OK, my explanation is going to seem a little goofy. What we have seen in our
flock refutes what Tara says and what is commonly thought. By the good
graces of our friend Betty who lent us a moorit Shetland ram, we will soon have a
few moorit Shetland X lilac Jacob lambs. I predict that they will be black and white, just like
the lilac X white longwools.

 Recessive genes are only expressed in absence of the dominant gene. The lilac is not following this model, instead we are seeing black expressed in absence of two lilacs.
My thinking is this: 
Instead of heterozygous black/lilac shown as (B,l) with these two genes at
the same locus, these may be at two different loci with (L) as a modifier for (B). "Lilac" is recessive to "normal non-lilac", not "dominant black". If (B) is dominant Jacob black, (L) is dominant "normal" and (l)is recessive lilac; then genotypes may be expressed as:

B,B + L,x = black, homozygous black
B,x + L,x = black, unknown genotype
B,x + L,l =  heterozygous lilac (lilac carrier)
B,x + l,l = lilac expression

[ This omits recessive black, dominate and recessive white, and piebald(s). The whole thing could quickly get too complicated to muddle through...]

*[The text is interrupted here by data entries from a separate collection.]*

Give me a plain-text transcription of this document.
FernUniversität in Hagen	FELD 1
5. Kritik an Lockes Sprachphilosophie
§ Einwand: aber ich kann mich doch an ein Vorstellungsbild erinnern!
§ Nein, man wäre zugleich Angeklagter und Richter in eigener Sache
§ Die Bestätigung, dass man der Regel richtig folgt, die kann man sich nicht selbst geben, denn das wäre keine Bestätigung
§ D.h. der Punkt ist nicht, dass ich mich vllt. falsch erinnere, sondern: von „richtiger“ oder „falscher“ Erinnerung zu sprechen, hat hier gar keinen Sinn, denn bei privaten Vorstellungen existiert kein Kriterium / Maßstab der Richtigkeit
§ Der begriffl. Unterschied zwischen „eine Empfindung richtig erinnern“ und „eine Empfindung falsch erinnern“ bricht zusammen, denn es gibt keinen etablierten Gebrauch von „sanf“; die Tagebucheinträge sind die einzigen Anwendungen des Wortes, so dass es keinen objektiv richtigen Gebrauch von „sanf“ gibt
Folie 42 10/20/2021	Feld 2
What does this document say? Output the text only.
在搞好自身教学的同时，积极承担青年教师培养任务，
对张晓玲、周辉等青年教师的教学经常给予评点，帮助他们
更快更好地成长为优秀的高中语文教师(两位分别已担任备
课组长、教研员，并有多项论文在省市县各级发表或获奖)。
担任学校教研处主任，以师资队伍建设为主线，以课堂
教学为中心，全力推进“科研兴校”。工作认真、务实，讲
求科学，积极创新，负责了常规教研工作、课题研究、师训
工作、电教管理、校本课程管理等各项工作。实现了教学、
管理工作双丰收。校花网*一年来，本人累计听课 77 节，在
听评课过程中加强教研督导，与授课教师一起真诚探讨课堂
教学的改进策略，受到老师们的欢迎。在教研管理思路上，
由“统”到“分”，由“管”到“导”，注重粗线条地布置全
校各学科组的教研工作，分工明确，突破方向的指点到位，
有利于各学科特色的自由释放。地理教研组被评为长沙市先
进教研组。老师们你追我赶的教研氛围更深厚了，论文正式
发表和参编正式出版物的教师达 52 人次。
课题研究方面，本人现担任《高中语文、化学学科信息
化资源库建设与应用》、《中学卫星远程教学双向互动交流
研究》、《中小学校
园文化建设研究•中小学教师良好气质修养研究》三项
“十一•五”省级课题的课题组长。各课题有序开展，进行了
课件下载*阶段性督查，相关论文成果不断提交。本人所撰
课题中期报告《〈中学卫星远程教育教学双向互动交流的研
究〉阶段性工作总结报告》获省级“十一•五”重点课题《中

"...Where the fading lilacs come from (maybe incomplete dominance or modification 
from another series or +/- factors, or roaning?), or..."

I am pretty confident that the fading/premature graying in lilacs is the standard premature gray that we see in the black and whites. People have not culled lilacs as readily as the black and whites. We have quite a few lilacs, and we do not commonly see premature graying.

"...Speaking about testing, has anyone DNA tested the Jacob to prove that it is NOT 
a cross developed historically from a goat and a sheep as some rumour to have 
occurred?  This theory has some merit in the phenotype of the Jacob, that there 
have been goat/sheep crosses that have lived and shepherds of old kept both 
together. .."

As I understand it, sheep and goats do not normally produce viable offspring. If they did produce live offspring, they probably would not reproduce, much like mules do not produce offspring. That said, the more primitive sheep crossed on more primitive goats can sometimes produce viable offspring. There are some reliable reports of Angora goats and Jacob sheep producing live offspring. I would go with the story that Jacob sheep are descended from Mouflon sheep, since (if I remember correctly) most sheep breeds ARE descended from them. Sheep and goats do have a common ancestor.